Due to low rainfall and high temperatures, water levels in Cape Town are frightfully low. We have reached Level Three Water Restrictions as a means to ensure that minimal water is wasted in this time of dire need. However, due to continued low rainfall and failure to reach the intended water-saving target, water restrictions will be pushed up to Level 3B as of the 1st of February.

On this note, GSI (Green Schools Initiative) and HCA (History and Current Affairs Society) collaborated in hosting a speaker from Green Pop to address this issue and to discuss both water scarcity and the Green Pop Project with the Westerford pupils.

In 2010, after a business trip of 360 000 air miles, Misha Teasdale decided that he had to counterpoise his Carbon Footprint and so collaborated with friends and family, setting a goal to plant 1000 trees in the rural areas of Cape Town by the end of that month. That is how the Greenpop project began.

Greenpop brings together communities and works at re-planting the forests which are so rapidly being torn down around the world. Planting trees in rural areas and schools, Greenpop works at counteracting our Carbon Footprint every day, reviving the lungs of the Earth.

They have created several effective grey-water watering systems for maintaining the trees which do not have regulated care, as well as other methods of using water in the most economical way possible.

The seventh Platbos reforestation project will take place in March. It is a weekend event aimed at restoring one of the most rare and endangered ecosystems in the Western Cape, situated only two-and-a-half hours outside of Cape Town! Greenpop also hosts the annual June/July Zambia Festival of Action which is an opportunity for people around the globe to come together to learn about permaculture, to work at further developing the communities and to replant our indigenous forests.

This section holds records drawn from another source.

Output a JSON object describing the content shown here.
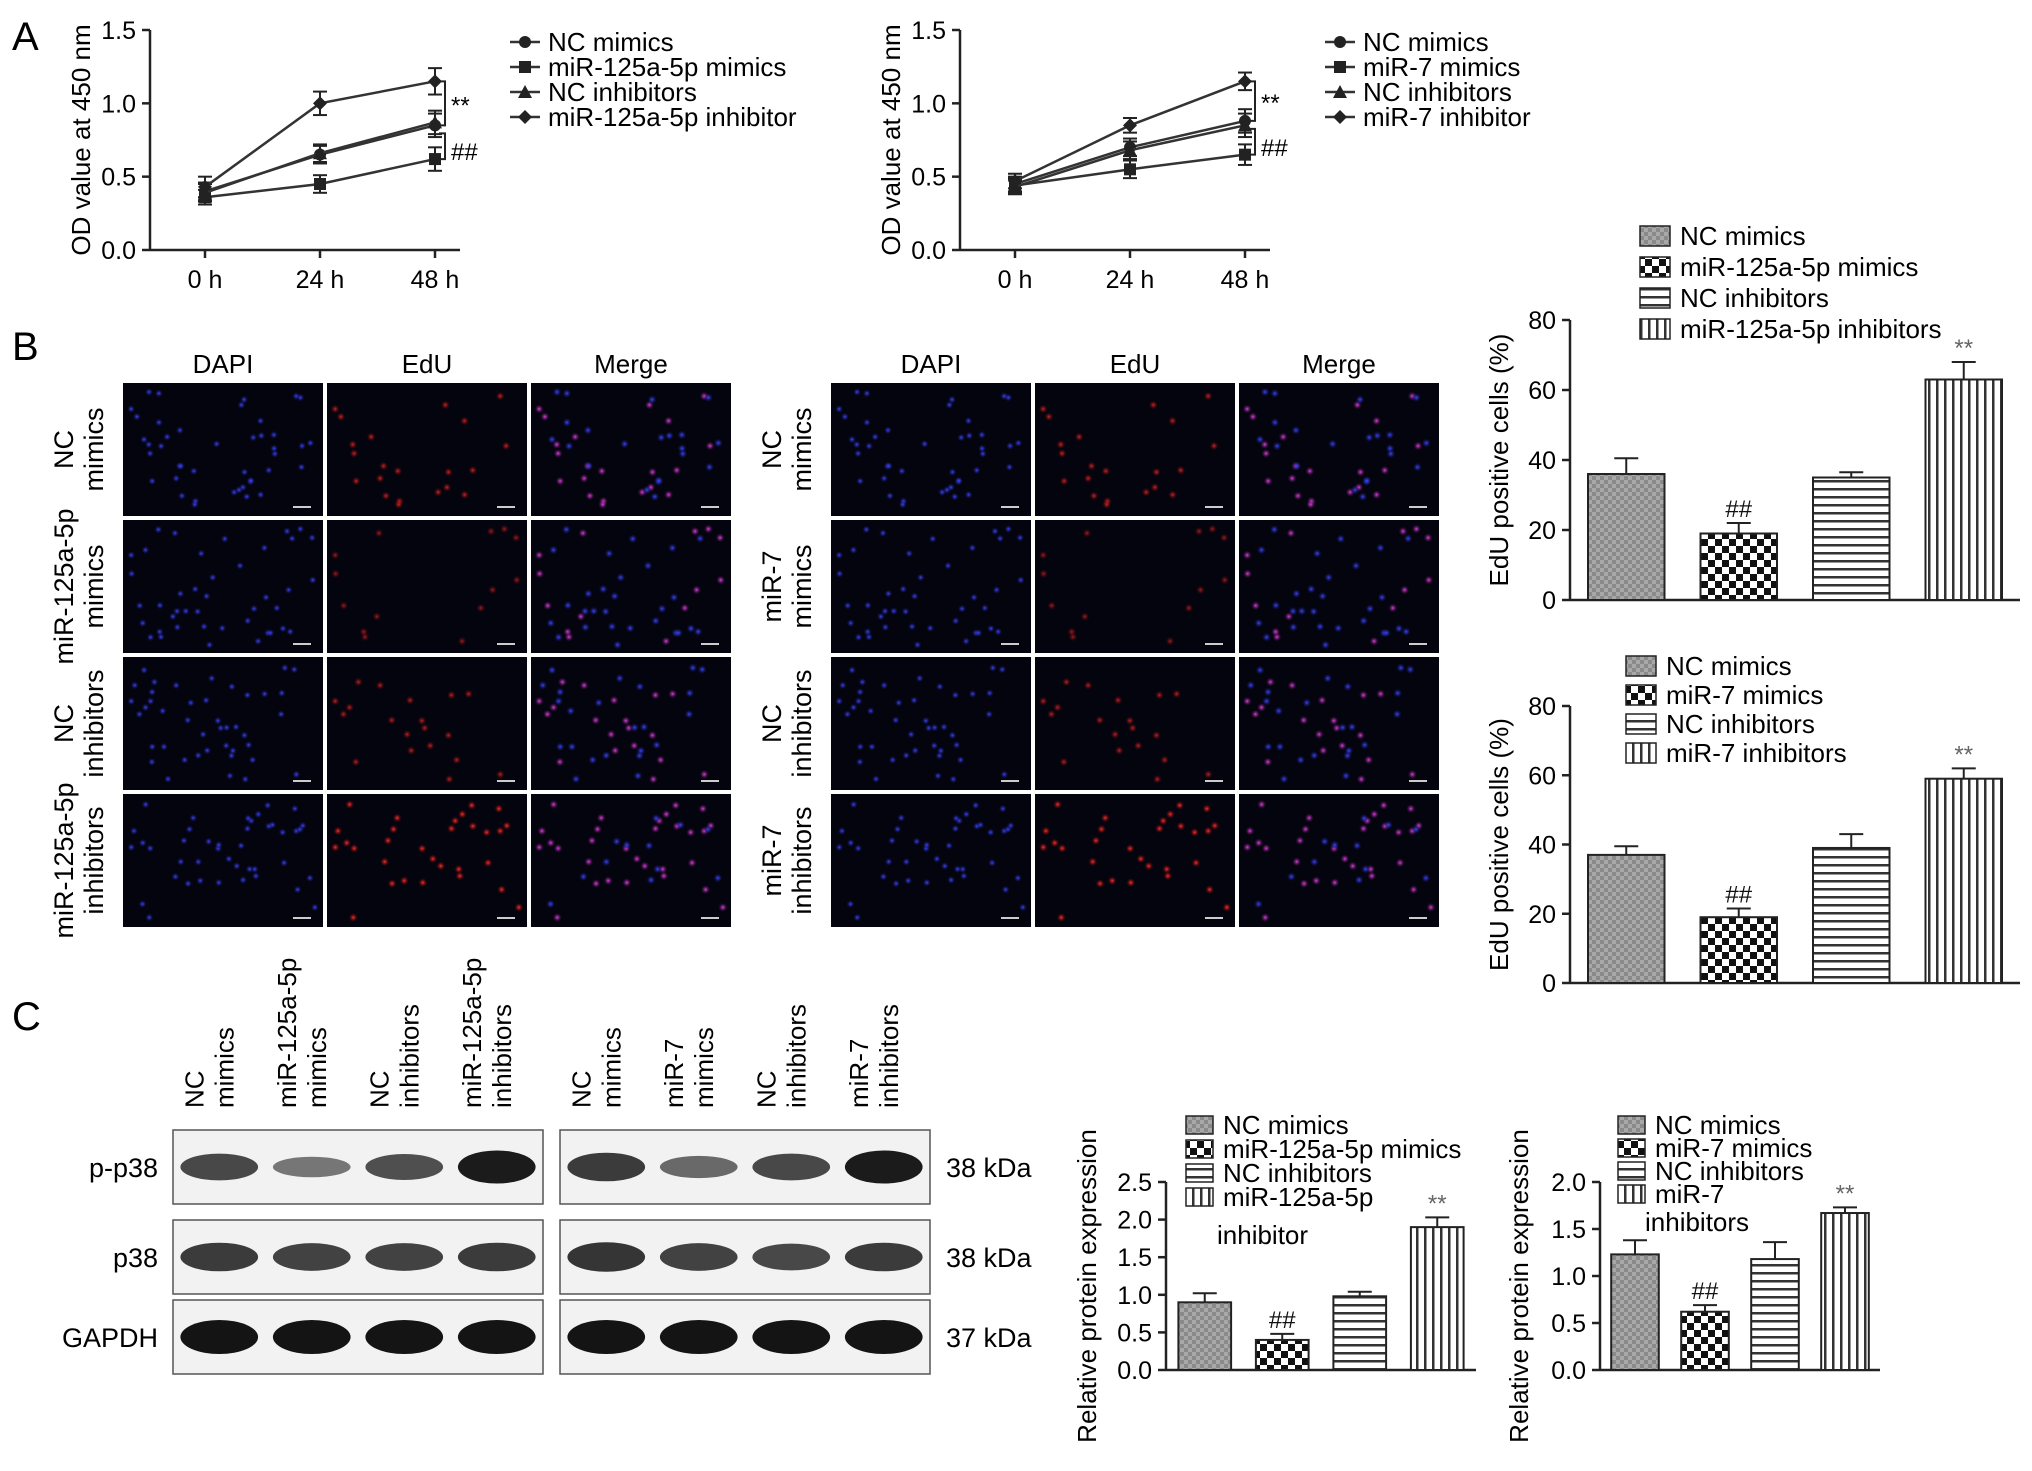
{
  "panel_letters": [
    "A",
    "B",
    "C"
  ],
  "line_chart_1": {
    "type": "line",
    "ylabel": "OD value at 450 nm",
    "x_categories": [
      "0 h",
      "24 h",
      "48 h"
    ],
    "y_ticks": [
      "0.0",
      "0.5",
      "1.0",
      "1.5"
    ],
    "ylim": [
      0,
      1.5
    ],
    "series": [
      {
        "name": "NC mimics",
        "values": [
          0.4,
          0.65,
          0.85
        ],
        "errors": [
          0.06,
          0.06,
          0.08
        ],
        "marker": "circle"
      },
      {
        "name": "miR-125a-5p mimics",
        "values": [
          0.36,
          0.45,
          0.62
        ],
        "errors": [
          0.05,
          0.06,
          0.08
        ],
        "marker": "square"
      },
      {
        "name": "NC inhibitors",
        "values": [
          0.39,
          0.66,
          0.87
        ],
        "errors": [
          0.06,
          0.06,
          0.08
        ],
        "marker": "triangle"
      },
      {
        "name": "miR-125a-5p inhibitor",
        "values": [
          0.43,
          1.0,
          1.15
        ],
        "errors": [
          0.07,
          0.08,
          0.09
        ],
        "marker": "star"
      }
    ],
    "annotations": [
      "**",
      "##"
    ]
  },
  "line_chart_2": {
    "type": "line",
    "ylabel": "OD value at 450 nm",
    "x_categories": [
      "0 h",
      "24 h",
      "48 h"
    ],
    "y_ticks": [
      "0.0",
      "0.5",
      "1.0",
      "1.5"
    ],
    "ylim": [
      0,
      1.5
    ],
    "series": [
      {
        "name": "NC mimics",
        "values": [
          0.45,
          0.7,
          0.88
        ],
        "errors": [
          0.05,
          0.06,
          0.08
        ],
        "marker": "circle"
      },
      {
        "name": "miR-7 mimics",
        "values": [
          0.44,
          0.55,
          0.65
        ],
        "errors": [
          0.05,
          0.06,
          0.07
        ],
        "marker": "square"
      },
      {
        "name": "NC inhibitors",
        "values": [
          0.43,
          0.68,
          0.85
        ],
        "errors": [
          0.05,
          0.06,
          0.08
        ],
        "marker": "triangle"
      },
      {
        "name": "miR-7 inhibitor",
        "values": [
          0.47,
          0.85,
          1.15
        ],
        "errors": [
          0.05,
          0.05,
          0.06
        ],
        "marker": "star"
      }
    ],
    "annotations": [
      "**",
      "##"
    ]
  },
  "micrographs": {
    "columns": [
      "DAPI",
      "EdU",
      "Merge"
    ],
    "left_rows": [
      "NC mimics",
      "miR-125a-5p mimics",
      "NC inhibitors",
      "miR-125a-5p inhibitors"
    ],
    "left_rows_split": [
      [
        "NC",
        "mimics"
      ],
      [
        "miR-125a-5p",
        "mimics"
      ],
      [
        "NC",
        "inhibitors"
      ],
      [
        "miR-125a-5p",
        "inhibitors"
      ]
    ],
    "right_rows_split": [
      [
        "NC",
        "mimics"
      ],
      [
        "miR-7",
        "mimics"
      ],
      [
        "NC",
        "inhibitors"
      ],
      [
        "miR-7",
        "inhibitors"
      ]
    ],
    "edu_intensity": [
      0.6,
      0.25,
      0.5,
      1.0
    ]
  },
  "bar_chart_1": {
    "type": "bar",
    "ylabel": "EdU positive cells (%)",
    "categories": [
      "NC mimics",
      "miR-125a-5p mimics",
      "NC inhibitors",
      "miR-125a-5p inhibitors"
    ],
    "values": [
      36,
      19,
      35,
      63
    ],
    "errors": [
      4.5,
      3,
      1.5,
      5
    ],
    "y_ticks": [
      "0",
      "20",
      "40",
      "60",
      "80"
    ],
    "ylim": [
      0,
      80
    ],
    "sig": [
      "",
      "##",
      "",
      "**"
    ]
  },
  "bar_chart_2": {
    "type": "bar",
    "ylabel": "EdU positive cells (%)",
    "categories": [
      "NC mimics",
      "miR-7 mimics",
      "NC inhibitors",
      "miR-7 inhibitors"
    ],
    "values": [
      37,
      19,
      39,
      59
    ],
    "errors": [
      2.5,
      2.5,
      4,
      3
    ],
    "y_ticks": [
      "0",
      "20",
      "40",
      "60",
      "80"
    ],
    "ylim": [
      0,
      80
    ],
    "sig": [
      "",
      "##",
      "",
      "**"
    ]
  },
  "western_blot": {
    "rows": [
      "p-p38",
      "p38",
      "GAPDH"
    ],
    "kda": [
      "38 kDa",
      "38 kDa",
      "37 kDa"
    ],
    "left_lanes": [
      [
        "NC",
        "mimics"
      ],
      [
        "miR-125a-5p",
        "mimics"
      ],
      [
        "NC",
        "inhibitors"
      ],
      [
        "miR-125a-5p",
        "inhibitors"
      ]
    ],
    "right_lanes": [
      [
        "NC",
        "mimics"
      ],
      [
        "miR-7",
        "mimics"
      ],
      [
        "NC",
        "inhibitors"
      ],
      [
        "miR-7",
        "inhibitors"
      ]
    ],
    "band_intensity_left": [
      [
        0.6,
        0.25,
        0.55,
        0.95
      ],
      [
        0.7,
        0.65,
        0.65,
        0.7
      ],
      [
        1,
        1,
        1,
        1
      ]
    ],
    "band_intensity_right": [
      [
        0.7,
        0.35,
        0.6,
        0.95
      ],
      [
        0.75,
        0.65,
        0.6,
        0.7
      ],
      [
        1,
        1,
        1,
        1
      ]
    ]
  },
  "bar_chart_3": {
    "type": "bar",
    "ylabel": "Relative protein expression",
    "legend": [
      "NC mimics",
      "miR-125a-5p mimics",
      "NC inhibitors",
      "miR-125a-5p",
      "inhibitor"
    ],
    "categories": [
      "NC mimics",
      "miR-125a-5p mimics",
      "NC inhibitors",
      "miR-125a-5p inhibitor"
    ],
    "values": [
      0.9,
      0.4,
      0.98,
      1.9
    ],
    "errors": [
      0.12,
      0.08,
      0.06,
      0.13
    ],
    "y_ticks": [
      "0.0",
      "0.5",
      "1.0",
      "1.5",
      "2.0",
      "2.5"
    ],
    "ylim": [
      0,
      2.5
    ],
    "sig": [
      "",
      "##",
      "",
      "**"
    ]
  },
  "bar_chart_4": {
    "type": "bar",
    "ylabel": "Relative protein expression",
    "legend": [
      "NC mimics",
      "miR-7 mimics",
      "NC inhibitors",
      "miR-7",
      "inhibitors"
    ],
    "categories": [
      "NC mimics",
      "miR-7 mimics",
      "NC inhibitors",
      "miR-7 inhibitors"
    ],
    "values": [
      1.23,
      0.62,
      1.18,
      1.67
    ],
    "errors": [
      0.15,
      0.07,
      0.18,
      0.06
    ],
    "y_ticks": [
      "0.0",
      "0.5",
      "1.0",
      "1.5",
      "2.0"
    ],
    "ylim": [
      0,
      2.0
    ],
    "sig": [
      "",
      "##",
      "",
      "**"
    ]
  }
}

Lauren O’Donnell discussed with the pupils of Westerford different ways in which to conserve water, not only as individuals but also as a community.  If we were all to adhere fully to the water restrictions - each of us saving several extra litres every day, by doing the small things -  it will all add up and make a difference; we’ve reached a point where every drop of water needs to count.

Here are a few tips to help save water :  
• Flush less: put bricks in the cistern of your toilet to take up water-space so that when you flush, the water usage is minimal.
• Use an eco-friendly shower-head.  Put a bucket in the shower to catch water while you wait for it to warm up; use this to water the garden. Switch the shower off when you soap yourself and only use water to rinse the soap off!
• Collect grey-water from household chores; make sure that as much water as possible gets a second usage. Piping from the bath and shower can be diverted to run straight into one’s garden.
• Collect water when it rains! Use this for washing up instead of using potable tap water.

One must not only be conscious of the small things, but aware, too, of the large industries which use hundreds of gallons of water for production. A beef burger takes approximately 100 gallons to be produced, excluding drinking water for the cows. Cut down on your meat intake, or cut it out of your diet completely. Stop using disposable one-use plastic. It is in these ways that we can start to really conserve our water before it is too late.

Lauren explained how the Greenpop name came about. POP: People, Ourselves and the Planet. First one has to look after the people around us and the planet which we live on, in order to look after ourselves.
Thank you, Lauren, and the Greenpop team for sharing your story with the pupils at Westerford.